Tina Turner (1939-2023): toda a história contada num documentário que “ela não fazia ideia que estava a ser preparado”
David Redfern/Getty

Fera nos palcos e dona de um vozeirão invejável, Tina Turner - que morreu esta quarta-feira, aos 83 anos - passou largos anos subjugada à violência e aos ciúmes do marido Ike Turner. Depois, viria a ser coroada “rainha do rock” nos anos 80. Um documentário da HBO Max traz-nos essa história, aqui recuperada num artigo publicado originalmente em maio de 2022

Este documentário é feito de coisas a que não associamos Tina Turner, intérprete maravilhosa, cintilante, solar, sempre com aquele sorriso enorme de orelha a orelha. É um filme de mágoas e de ressentimentos. Chega mesmo a ser triste em especiais passagens. Há dores que não se esquecem, por mais que uma pessoa passe a vida a tentar fugir do passado. E também Tina tentou de certa forma escapar ao seu até ter decidido que, afinal, o melhor era encará-lo e fixar esse testemunho, em livros autobiográficos e agora neste filme.

Quando a bonança veio e o êxito lhe bateu com toda a justiça à porta, quando ela conseguiu ser apenas ela e nada mais do que si própria naqueles anos 1980 e 1990 da glória planetária, Tina cantou ‘Ask Me How I Feel’. Não é por acaso que o filme arranca com essa canção. É que Tina, prisioneira de um casamento infeliz, viveu quase 20 anos com um homem, Ike Turner, com o qual nunca conseguiu ser feliz.

Começaram juntos uma carreira nos finais da década de 50, foi ele, aliás, quem batizou artisticamente Anna Mae Bullock, nascida em 1939 em Brownsville, no Tennessee, a 50 quilómetros de Memphis, filha de pais camponeses (toda a família dela vinha da terra e do trabalho duro nas plantações de algodão).
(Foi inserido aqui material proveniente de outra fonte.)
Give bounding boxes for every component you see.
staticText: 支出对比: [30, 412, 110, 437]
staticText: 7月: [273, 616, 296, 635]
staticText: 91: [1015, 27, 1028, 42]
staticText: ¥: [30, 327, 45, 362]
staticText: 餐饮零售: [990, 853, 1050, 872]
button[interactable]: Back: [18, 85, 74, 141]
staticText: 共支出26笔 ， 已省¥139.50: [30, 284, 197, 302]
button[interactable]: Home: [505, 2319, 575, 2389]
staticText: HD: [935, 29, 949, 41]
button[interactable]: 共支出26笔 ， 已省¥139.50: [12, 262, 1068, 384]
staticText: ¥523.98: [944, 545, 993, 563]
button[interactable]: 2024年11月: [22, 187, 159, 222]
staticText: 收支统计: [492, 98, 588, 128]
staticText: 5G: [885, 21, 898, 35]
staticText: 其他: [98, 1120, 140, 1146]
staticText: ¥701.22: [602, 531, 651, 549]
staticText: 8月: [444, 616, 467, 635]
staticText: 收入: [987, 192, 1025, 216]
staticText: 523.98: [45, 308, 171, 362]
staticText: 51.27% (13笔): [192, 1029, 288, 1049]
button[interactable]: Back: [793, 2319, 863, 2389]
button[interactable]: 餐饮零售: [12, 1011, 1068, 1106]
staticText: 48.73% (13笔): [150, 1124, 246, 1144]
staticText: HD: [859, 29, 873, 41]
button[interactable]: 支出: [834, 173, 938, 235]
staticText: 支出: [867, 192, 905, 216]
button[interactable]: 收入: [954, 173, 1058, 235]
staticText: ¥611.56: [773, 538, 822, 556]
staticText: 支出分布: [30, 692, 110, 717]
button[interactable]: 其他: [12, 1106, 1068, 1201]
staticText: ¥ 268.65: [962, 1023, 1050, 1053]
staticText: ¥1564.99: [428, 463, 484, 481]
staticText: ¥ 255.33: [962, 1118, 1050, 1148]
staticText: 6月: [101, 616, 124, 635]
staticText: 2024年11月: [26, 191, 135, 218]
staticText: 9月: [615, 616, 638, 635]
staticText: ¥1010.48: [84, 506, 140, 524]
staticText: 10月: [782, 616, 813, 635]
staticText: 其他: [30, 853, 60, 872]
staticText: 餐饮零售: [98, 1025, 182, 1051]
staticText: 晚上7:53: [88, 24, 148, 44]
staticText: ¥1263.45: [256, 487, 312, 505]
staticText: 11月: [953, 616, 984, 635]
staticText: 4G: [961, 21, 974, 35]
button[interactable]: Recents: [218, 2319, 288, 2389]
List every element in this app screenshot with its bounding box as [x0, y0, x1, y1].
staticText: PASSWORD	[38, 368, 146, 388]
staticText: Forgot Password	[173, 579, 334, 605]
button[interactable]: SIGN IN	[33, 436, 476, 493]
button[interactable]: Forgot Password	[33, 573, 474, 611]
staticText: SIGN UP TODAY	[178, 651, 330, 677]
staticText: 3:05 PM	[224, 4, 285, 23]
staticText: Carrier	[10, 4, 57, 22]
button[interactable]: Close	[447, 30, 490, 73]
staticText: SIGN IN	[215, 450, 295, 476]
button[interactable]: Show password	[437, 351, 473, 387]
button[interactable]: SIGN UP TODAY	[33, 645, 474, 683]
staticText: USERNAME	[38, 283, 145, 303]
Mas só em 1981 contaria Tina ao mundo (numa entrevista à revista “People”) a verdadeira história da sua vida com o músico que a levara ao estrelato. Uma vida de abusos, humilhações e violências de toda a espécie, até um certo dia em que ela bateu com a porta do quarto de um hotel de Dallas e jurou que nunca mais. Abandonou o marido, deixou-o ficar com tudo mas exigiu guardar o nome artístico, a ‘Tina’ e o ‘Turner’ que ele lhe dera.


“Escapámos ao modelo MTV, contornámos a ideia do guião biográfico. Tina Turner não fazia a mínima ideia que tipo de filme estávamos a preparar quando nos recebeu”
T. J. MARTIN, REALIZADOR


Tal como acontece numa boa parte destes documentários biográficos — e este trabalho de Daniel Lindsay e T.J. Martin é especialmente rico neste aspeto —, “Tina” vale igualmente pelos seus arquivos, que são por si só uma história da evolução do black gospel, do blues e do rock americanos da segunda metade do século passado. O filme começa com uma entrevista de 2019 a Tina na sua fabulosa casa de Zurique (hoje afastada das tournées, naturalizou-se suíça em 2013) e depois parte, aventureiro, para uma viagem no tempo (através dos arquivos, lá está), até aos primeiros hits de Ike & Tina como ‘A Fool in Love’, os primeiros rasgos de empatia que o dueto gera imediatamente com o público, por causa dela...

“O que se passa com Tina” — contou-nos Daniel Lindsay em entrevista quando este documentário se estreou em Berlim 2021 — “é que, independentemente da artista espantosa, ela tem uma história de vida tão incrível que se adapta a géneros cinematográficos muito diferentes. A ligação dela a Ike Turner é um melodrama. Mas não menos interessante é pensarmos que ela passa por uma história coming-of-age aos 40 anos de idade a partir do momento em que se livra do marido — e tudo renasce para ela a partir dali. Nós neste filme quisemos ir mais longe do que alinhavar um episódio histórico a outro. O que tentámos foi retratar uma experiência de vida em que Tina, a um nível emocional, passa por altos e baixos extremos, como uma montanha-russa.”

Já T. J. Martin falou dela como um gato com sete vidas, “e garanto que cada uma delas dava um episódio diferente se este filme fosse uma série de televisão.” Segundo o realizador, criar um daqueles documentários tradicionais sobre Tina Turner comentados por ela e por quem a conheceu não faria qualquer sentido. “Era uma redundância: ela não tem nada a provar. Começou a cantar profissionalmente aos 18 anos, passou seis décadas em cima dos palcos! Nós não fomos por esse caminho, escapámos ao modelo MTV, contornámos a ideia do guião biográfico. O que tentámos foi interlaçar os arquivos de tal maneira que esta torna-se uma história propícia a outro tipo de temas: a intimidade, a confissão, etc. Ela tem a perfeita noção de que é um ícone da pop e em simultâneo é a pessoa mais terra a terra do mundo. Sempre calorosa, sempre franca connosco. Não fazia a mínima ideia que tipo de filme estávamos a preparar quando nos recebeu. Depois percebemos que com ela não há fingimentos. E isso encorajou-nos a desenvolver a gravidade das emoções que estão no filme.”

Tina, que até hoje estava no seu “castelo de Zurique”, como os realizadores dizem, é uma sobrevivente, pode contemplar o que lhe aconteceu “em paz com ela própria”, das tentativas de suicídio à conversão ao budismo. Quando a vemos a cantar uma versão de ‘Help!’, dos Beatles, aquela é canção com título que vem a calhar. “Como é que nunca nenhum homem viu a beleza que está dentro de mim?”, perguntará ela a uma dada altura. Aqui, T. J. Martin volta ao início do filme que coassinou, à canção ‘Ask Me How I Feel’. “Achámos que ela merecia que alguém lhe fizesse hoje essa pergunta!”.